Wilson_medium In 2008, with his health problems slowly taking effect and his role on the staff diminishing, Parker turned over those position duties to Darrell Wilson. Logistically, it obviously made the most sense -- Wilson was already coaching the outside linebackers -- but it was also an implicit sign of Parker's and Ferentz's faith in Wilson, a faith that was further proven by Ferentz's decision to install Wilson as co-interim defensive coordinator in 2009. With that job now open on a permanent basis, the question is: Why not Darrell Wilson?

Wilson was a defensive back at UConn, joining the team while Kirk Ferentz was playing linebacker and coaching as a graduate assistant, and earning I-AA All-America honors after Ferentz had left. He bounced around the pro ranks for a few years, winning a Gray Cup in Toronto and having a cup of coffee with the Patriots. He then spent eight seasons as a highly successful high school coach in New Jersey before joining the staff at Rhode Island in 1996, coaching defensive backs for head coach Floyd Keith. After three years with Rhode Island and a one-year spell coaching running backs at Rutgers, Wilson moved to Madison to coach outside linebackers and special teams for Barry Alvarez. When Bret Bielema left Iowa for Kansas State following the 2002 season, Wilson came to Iowa City to take the same job. He's been here ever since, coaching linebackers and special teams.

Wilson has clearly shown loyalty to the program: He's the fourth longest-tenured assistant (only Phil Parker, KOK, Lester Erb, and Reese Morgan have been here longer), he's been here long enough to understand and adopt the Norm Parker defensive philosophy, he's earned the trust and respect of both Parker and Ferentz, and he's capably handled every task given him.

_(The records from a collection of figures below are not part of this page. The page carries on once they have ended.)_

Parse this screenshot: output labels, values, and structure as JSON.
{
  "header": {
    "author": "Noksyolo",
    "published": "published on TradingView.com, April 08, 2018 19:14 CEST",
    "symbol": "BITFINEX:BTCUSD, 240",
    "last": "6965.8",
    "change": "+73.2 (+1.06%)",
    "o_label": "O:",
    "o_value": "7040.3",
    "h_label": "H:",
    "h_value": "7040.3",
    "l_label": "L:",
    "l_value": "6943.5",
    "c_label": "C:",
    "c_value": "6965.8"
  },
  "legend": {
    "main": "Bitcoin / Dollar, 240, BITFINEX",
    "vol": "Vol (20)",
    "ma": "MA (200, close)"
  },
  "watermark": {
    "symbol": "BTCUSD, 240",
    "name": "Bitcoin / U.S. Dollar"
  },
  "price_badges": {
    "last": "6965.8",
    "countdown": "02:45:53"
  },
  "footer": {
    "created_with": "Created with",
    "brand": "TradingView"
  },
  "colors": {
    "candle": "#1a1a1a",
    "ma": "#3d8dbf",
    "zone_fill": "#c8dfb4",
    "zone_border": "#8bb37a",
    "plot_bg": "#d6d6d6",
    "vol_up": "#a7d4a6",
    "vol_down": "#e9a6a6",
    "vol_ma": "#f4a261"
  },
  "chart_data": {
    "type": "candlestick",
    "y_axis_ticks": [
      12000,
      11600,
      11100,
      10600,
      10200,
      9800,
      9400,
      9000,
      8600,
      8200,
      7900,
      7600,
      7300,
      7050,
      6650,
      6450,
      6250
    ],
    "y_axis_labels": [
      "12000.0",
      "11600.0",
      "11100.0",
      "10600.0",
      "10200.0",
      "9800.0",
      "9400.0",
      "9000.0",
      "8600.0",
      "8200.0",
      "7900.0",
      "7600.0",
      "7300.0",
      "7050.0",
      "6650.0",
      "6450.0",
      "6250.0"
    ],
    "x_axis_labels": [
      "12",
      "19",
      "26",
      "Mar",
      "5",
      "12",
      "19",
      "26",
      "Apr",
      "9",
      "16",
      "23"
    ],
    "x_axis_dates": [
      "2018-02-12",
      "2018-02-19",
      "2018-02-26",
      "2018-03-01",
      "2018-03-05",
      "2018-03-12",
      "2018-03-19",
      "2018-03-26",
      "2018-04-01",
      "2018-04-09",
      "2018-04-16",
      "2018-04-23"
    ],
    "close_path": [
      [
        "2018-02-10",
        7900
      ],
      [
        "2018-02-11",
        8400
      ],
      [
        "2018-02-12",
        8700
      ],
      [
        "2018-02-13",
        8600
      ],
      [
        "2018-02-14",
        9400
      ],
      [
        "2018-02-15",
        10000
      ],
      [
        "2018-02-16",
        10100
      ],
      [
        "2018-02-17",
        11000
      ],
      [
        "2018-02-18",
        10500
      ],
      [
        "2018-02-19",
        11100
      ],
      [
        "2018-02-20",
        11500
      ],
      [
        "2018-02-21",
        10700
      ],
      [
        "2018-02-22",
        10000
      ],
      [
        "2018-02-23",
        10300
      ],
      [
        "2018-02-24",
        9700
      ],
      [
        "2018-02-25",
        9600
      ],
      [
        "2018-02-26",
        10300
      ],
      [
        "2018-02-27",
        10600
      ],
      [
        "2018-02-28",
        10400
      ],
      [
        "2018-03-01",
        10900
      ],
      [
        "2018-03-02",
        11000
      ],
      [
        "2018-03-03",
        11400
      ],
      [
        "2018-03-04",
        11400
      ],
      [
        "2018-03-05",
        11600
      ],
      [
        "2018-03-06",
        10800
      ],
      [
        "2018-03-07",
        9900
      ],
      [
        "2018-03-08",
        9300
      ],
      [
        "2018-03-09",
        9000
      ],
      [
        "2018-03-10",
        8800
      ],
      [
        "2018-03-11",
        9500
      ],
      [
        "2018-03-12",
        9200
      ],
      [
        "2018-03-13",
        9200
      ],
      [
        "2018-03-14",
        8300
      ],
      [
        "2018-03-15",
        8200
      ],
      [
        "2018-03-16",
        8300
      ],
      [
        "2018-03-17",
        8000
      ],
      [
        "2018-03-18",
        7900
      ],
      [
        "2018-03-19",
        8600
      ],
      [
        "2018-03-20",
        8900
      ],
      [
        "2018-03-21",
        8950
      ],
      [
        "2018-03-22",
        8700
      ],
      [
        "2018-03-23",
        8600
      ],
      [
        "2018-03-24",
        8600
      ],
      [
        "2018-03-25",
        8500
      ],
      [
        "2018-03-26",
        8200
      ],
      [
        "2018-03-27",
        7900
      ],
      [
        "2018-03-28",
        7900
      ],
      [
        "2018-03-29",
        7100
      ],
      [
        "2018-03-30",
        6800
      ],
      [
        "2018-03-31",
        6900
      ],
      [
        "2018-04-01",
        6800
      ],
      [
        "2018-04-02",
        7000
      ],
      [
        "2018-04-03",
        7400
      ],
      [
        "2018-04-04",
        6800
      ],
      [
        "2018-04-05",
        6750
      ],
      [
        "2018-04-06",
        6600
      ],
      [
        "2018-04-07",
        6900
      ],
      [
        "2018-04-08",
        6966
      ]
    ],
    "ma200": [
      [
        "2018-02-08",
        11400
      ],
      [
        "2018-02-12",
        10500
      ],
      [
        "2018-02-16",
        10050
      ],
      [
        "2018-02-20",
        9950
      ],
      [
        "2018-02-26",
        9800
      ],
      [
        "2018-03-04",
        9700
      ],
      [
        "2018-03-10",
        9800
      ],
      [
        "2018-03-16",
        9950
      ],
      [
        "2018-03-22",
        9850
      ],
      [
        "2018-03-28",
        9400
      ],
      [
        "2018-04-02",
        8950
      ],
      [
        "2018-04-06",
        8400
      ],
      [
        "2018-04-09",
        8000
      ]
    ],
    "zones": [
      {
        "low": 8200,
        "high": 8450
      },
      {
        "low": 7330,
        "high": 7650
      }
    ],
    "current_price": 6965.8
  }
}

He's also a beast of a recruiter. Recently, Wilson has been acting as Iowa's intermediary and primary recruiter in the D.C. area, hauling in Marcus Coker, Darian Cooper, Nico Law, and a handful of other recruits in the last two years (and keeping Iowa in the running for top-rated offensive lineman Cyrus Kouandjio until the very end). Last year, Wilson was named one of the ten best recruiters in the nation by Rivals. Prior to his foray into the District, Wilson was Iowa's primary recruiter in New Jersey, hauling in the likes of Shonn Greene, Albert Young, Jeremiha Hunter, Mike Daniels, and Nolan MacMillan.

The problem is that all of Wilson's positives -- stability, loyalty, recruiting acumen, experience, raw coaching talent -- are the same positives that come with Phil Parker. How do you give the job to an nine-year assistant based on his loyalty to the program when a twelve-year assistant would be left out? How do you promote an assistant to maintain the previous coordinator's system when the other guy has, quite literally, been playing and coaching in that system since he was eighteen years old? How do you promote the clear talent of the staff when it's Parker (and now Kaczynski) who are being rumored for other jobs over him? And, as much as he's about philosophical stability, Ferentz has clearly shown he will scratch where it itches in recruiting; where Wilson was the star of 2011, Lester Erb has delivered from Illinois in 2012, to say nothing of the fact that Phil Parker is as solid a recruiter as Iowa has.

It brings us back to the position of importance: Linebackers. It's unlikely (though not necessarily out of the question) that Phil Parker, a lifetime defensive backs coach, would assume responsibility for coaching inside linebackers upon his ascendancy to the throne. It's also a given that the middle linebacker will be the defense's in-huddle leader (even true freshman James Morris, pushed into duty at MLB during LINEBACKERPOCALYPSE, called plays), and that Ferentz wants a seamless connection between his coordinator and his signalcaller. If that's the goal, Darrell Wilson is probably your guy. Whether that's enough to move him ahead of the candidate who matches or bests him on all other relevant criteria is doubtful at best.